A nine-member delegation from CATS (above, at an Islamic boarding school in Central Java) traveled to Indonesia to conduct extensive field research for this study. The resulting report analyzes the critical success factors behind LibForAll’s overall strategy and key individual programs, including its “Musical Jihad,” Bali Holocaust Conference, Ocean of Revelations film series, International Institute of Qur’anic Studies and “pathbreaking” (Wall Street Journal) extremist exposé, The Illusion of an Islamic State.
“LibForAll constitutes… an interesting phenomenon in terms of bridging the gap against extremism both within and between regions. The organization has also, in an experimental manner, used various means and forums to reach out to as large a segment of society as possible by using credible messengers and new technological platforms. LibForAll’s coordinated media strategy has had a decisive political effect in terms of curbing political parties with an extremist agenda. Exposing the true nature of the parties has enabled marginalization of corrosive, subversive forces.”
“LibForAll’s publication of The Illusion of an Islamic State: The Expansion of Transnational Islamist Movements to Indonesia had a considerable impact on domestic policy. It primarily contributed to neutralizing one candidate’s bid for vice president in the 2009 national election campaign, who had ties to the Muslim Brotherhood. It also helped drive a wedge between President Susilo Yudhoyono, who was running for re-election, and the PKS party’s candidate, which had been his coalition partner for the previous five years. PKS has played a double role – it has supported the government the past five years on the one hand and continued to promote radicalization on the other. Yudhoyono nominated a strong nationalist candidate as vice president instead.” Read the full report (32 pages, PDF). Read report excerpts (7 pages, PDF).

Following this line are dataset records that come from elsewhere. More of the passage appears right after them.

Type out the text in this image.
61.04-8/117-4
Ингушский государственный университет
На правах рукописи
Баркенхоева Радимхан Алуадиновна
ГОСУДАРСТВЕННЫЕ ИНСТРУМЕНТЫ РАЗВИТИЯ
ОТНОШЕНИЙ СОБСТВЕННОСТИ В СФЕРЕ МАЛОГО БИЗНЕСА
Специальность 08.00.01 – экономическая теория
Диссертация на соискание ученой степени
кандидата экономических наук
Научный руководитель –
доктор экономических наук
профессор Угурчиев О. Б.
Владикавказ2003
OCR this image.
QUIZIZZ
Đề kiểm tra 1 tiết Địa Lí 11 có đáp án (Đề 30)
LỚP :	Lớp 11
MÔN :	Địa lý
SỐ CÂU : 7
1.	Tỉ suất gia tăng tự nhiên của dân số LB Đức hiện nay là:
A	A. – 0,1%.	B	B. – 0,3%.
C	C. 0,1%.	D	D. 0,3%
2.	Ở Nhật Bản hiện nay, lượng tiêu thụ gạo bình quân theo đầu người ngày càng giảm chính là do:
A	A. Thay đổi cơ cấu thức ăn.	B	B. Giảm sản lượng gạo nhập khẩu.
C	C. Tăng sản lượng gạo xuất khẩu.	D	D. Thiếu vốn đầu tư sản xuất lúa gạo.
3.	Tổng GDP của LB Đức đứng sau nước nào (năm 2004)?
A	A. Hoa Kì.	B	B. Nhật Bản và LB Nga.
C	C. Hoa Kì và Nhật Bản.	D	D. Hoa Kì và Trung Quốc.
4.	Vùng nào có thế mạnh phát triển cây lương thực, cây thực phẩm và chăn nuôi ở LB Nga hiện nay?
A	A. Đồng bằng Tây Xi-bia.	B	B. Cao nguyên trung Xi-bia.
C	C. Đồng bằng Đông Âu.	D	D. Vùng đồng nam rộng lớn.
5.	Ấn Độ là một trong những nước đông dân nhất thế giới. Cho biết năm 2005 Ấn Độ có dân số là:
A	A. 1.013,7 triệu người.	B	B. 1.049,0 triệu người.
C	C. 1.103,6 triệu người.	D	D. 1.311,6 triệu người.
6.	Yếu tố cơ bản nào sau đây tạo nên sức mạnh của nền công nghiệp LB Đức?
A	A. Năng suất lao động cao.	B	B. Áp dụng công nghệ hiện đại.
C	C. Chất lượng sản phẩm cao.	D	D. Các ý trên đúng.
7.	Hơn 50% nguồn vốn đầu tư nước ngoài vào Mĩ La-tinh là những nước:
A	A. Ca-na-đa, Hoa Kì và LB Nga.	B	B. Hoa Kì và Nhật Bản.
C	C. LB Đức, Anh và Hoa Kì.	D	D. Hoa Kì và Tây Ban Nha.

In a February 12, 2010 Newsweek article entitled, “The Jihad Against the Jihadis,” Fareed Zakari cites the CATS study and, without naming LibForAll, refers to our decisive role in helping to counter radicalization: “Perhaps the most successful country to combat jihadism has been the world’s most populous Muslim nation, Indonesia. In 2002 that country seemed destined for a long and painful struggle with the forces of radical Islam. The nation was rocked by terror attacks, and a local Qaeda affiliate, Jemaah Islamiah, appeared to be gaining strength. But eight years later, JI has been marginalized and main-stream political parties have gained ground, all while a young democracy has flowered after the collapse of the Suharto dictatorship.
“Magnus Ranstorp of Stockholm’s Center for Asymmetric Threat Studies recently published a careful study examining Indonesia’s success in beating back extremism. The main lesson, he writes, is to involve not just government but civil society as a whole, including media and cultural figures who can act as counterforces to terrorism.”